Hugo de São Vitor

ANOTAÇÕES PRÉVIAS AO ESTUDO
DAS SAGRADAS ESCRITURAS

"Praenotatiunculae de Scripturis
et Scriptoribus Sacris"

- PL 175, 9-28 -


1. Distintividade das Escrituras a serem consideradas Sagradas.

O leitor das Sagradas Escrituras deverá aprender primeiramente como reconhecer quais são as Escrituras que devem ser dignamente honradas com o nome de Sagradas. Pois, de fato, alguns dos que ensinaram pelo espírito deste mundo deixaram escrito muitas coisas. A Lógica, a Matemática e a Física ensinam verdades, mas não são capazes de alcançar aquela verdade na qual se encontra a salvação da alma, sem a qual será inútil alcançar todas as demais verdades. Os filósofos pagãos também escreveram tratados sobre Ética, nos quais descreveram alguns membros das virtudes, truncados, porém, do corpo da bondade, pois os membros das virtudes não podem ter vida sem o corpo da caridade divina. Todas as virtudes formam um só corpo, cuja cabeça é a caridade, e os membros do corpo não podem viver se não são sensificados pela cabeça. Os escritos, pois, em que não é possível encontrar a verdade sem contaminação de erro, nem são capazes de restaurar a alma conduzindo-a ao verdadeiro conhecimento de Deus e ao amor, não são dignos de serem considerados sagrados. Somente são corretamente chamados de sagrados aqueles escritores que foram inspirados pelo Espírito de Deus e que, administrados por aqueles que falaram pelo Espírito de Deus, tornam o homem divino, restaurando-o à semelhança de Deus, instruindo-o ao seu conhecimento e exortando-o ao seu amor. Nestas Escrituras tudo o que é ensinado é a verdade; tudo o que é preceituado é a bondade; tudo o que é prometido é a felicidade. Pois Deus é verdade sem falácia, bondade sem malícia, felicidade sem miséria.
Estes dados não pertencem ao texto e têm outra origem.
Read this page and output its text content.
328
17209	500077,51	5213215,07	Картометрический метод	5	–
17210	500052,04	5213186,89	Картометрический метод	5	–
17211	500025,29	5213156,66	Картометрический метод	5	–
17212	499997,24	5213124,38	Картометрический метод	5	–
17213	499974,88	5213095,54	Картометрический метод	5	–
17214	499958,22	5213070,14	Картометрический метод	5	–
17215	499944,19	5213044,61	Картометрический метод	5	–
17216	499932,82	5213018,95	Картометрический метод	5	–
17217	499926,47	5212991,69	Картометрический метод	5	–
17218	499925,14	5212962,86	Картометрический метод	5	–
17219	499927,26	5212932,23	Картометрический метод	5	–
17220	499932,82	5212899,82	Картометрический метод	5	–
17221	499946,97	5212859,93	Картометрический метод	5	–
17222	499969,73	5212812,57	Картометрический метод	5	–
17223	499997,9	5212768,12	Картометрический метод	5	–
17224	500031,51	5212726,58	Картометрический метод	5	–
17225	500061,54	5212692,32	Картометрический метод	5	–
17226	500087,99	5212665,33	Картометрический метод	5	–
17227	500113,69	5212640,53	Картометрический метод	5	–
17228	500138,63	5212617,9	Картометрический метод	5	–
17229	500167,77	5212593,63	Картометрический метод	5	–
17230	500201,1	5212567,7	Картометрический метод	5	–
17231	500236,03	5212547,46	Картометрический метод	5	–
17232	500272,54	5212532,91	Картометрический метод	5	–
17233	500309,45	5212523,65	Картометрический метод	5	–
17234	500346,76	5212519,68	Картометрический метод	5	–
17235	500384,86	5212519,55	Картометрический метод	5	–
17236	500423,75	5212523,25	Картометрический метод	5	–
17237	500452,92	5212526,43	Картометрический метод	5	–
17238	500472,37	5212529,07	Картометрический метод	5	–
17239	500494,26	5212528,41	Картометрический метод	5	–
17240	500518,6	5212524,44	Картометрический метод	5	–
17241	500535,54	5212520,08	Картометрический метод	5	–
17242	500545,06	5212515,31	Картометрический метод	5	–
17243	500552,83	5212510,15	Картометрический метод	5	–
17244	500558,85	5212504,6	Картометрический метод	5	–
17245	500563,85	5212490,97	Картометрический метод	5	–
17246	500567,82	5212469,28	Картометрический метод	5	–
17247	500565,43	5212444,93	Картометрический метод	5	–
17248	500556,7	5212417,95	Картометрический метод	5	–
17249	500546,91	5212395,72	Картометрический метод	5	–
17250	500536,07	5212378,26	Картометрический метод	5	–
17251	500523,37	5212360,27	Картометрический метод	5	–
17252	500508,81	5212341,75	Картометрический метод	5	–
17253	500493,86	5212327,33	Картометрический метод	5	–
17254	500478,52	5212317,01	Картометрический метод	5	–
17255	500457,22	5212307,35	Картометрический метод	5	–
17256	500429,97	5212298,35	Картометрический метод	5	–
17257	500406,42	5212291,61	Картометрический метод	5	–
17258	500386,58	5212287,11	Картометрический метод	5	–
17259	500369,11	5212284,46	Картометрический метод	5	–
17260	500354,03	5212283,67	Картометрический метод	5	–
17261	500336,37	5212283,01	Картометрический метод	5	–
Se queres, pois, distinguir as Escrituras Sagradas das demais que não merecem este nome, distingue primeiro e considera diligentemente por uma reta consideração a própria matéria a respeito da qual e na qual versa a sua abordagem (1).

Duas são as obras de Deus nas quais se resume tudo o que foi feito. A primeira é a obra da criação, pela qual foram feitas as coisas que não existiam; a segunda é a obra da restauração, pela qual foram refeitas as coisas que haviam perecido. A obra da criação consiste na criação das coisas do mundo com todos os seus elementos. A obra da restauração é a Encarnação do Verbo com todos os seus mistérios, seja aqueles que o precederam desde o início dos séculos, seja aqueles que o seguiram até o fim do mundo.

A matéria das Sagradas Escrituras deve ser considerada também quanto a esta divisão; isto é, deves considerar aquilo de que tratam e o modo com que o tratam, para que pela matéria e pelo modo possas distingüi-las do restante dos demais livros que se escrevem. De fato, a matéria de todos os demais livros consiste nas obras da criação, enquanto que a matéria das Sagradas Escrituras consiste na obra da restauração. Esta é a primeira distinção a ser feita quanto à matéria de que tratam os livros e as escrituras diversas.

Além disto, os demais livros, se ensinam alguma verdade, não o fazem sem o contágio do erro; se parecem recomendar alguma bondade, ou ela vem mesclada com a malícia, de modo a não ser pura, ou pelo menos é sem o conhecimento e o amor de Deus, de modo a não ser perfeita (2).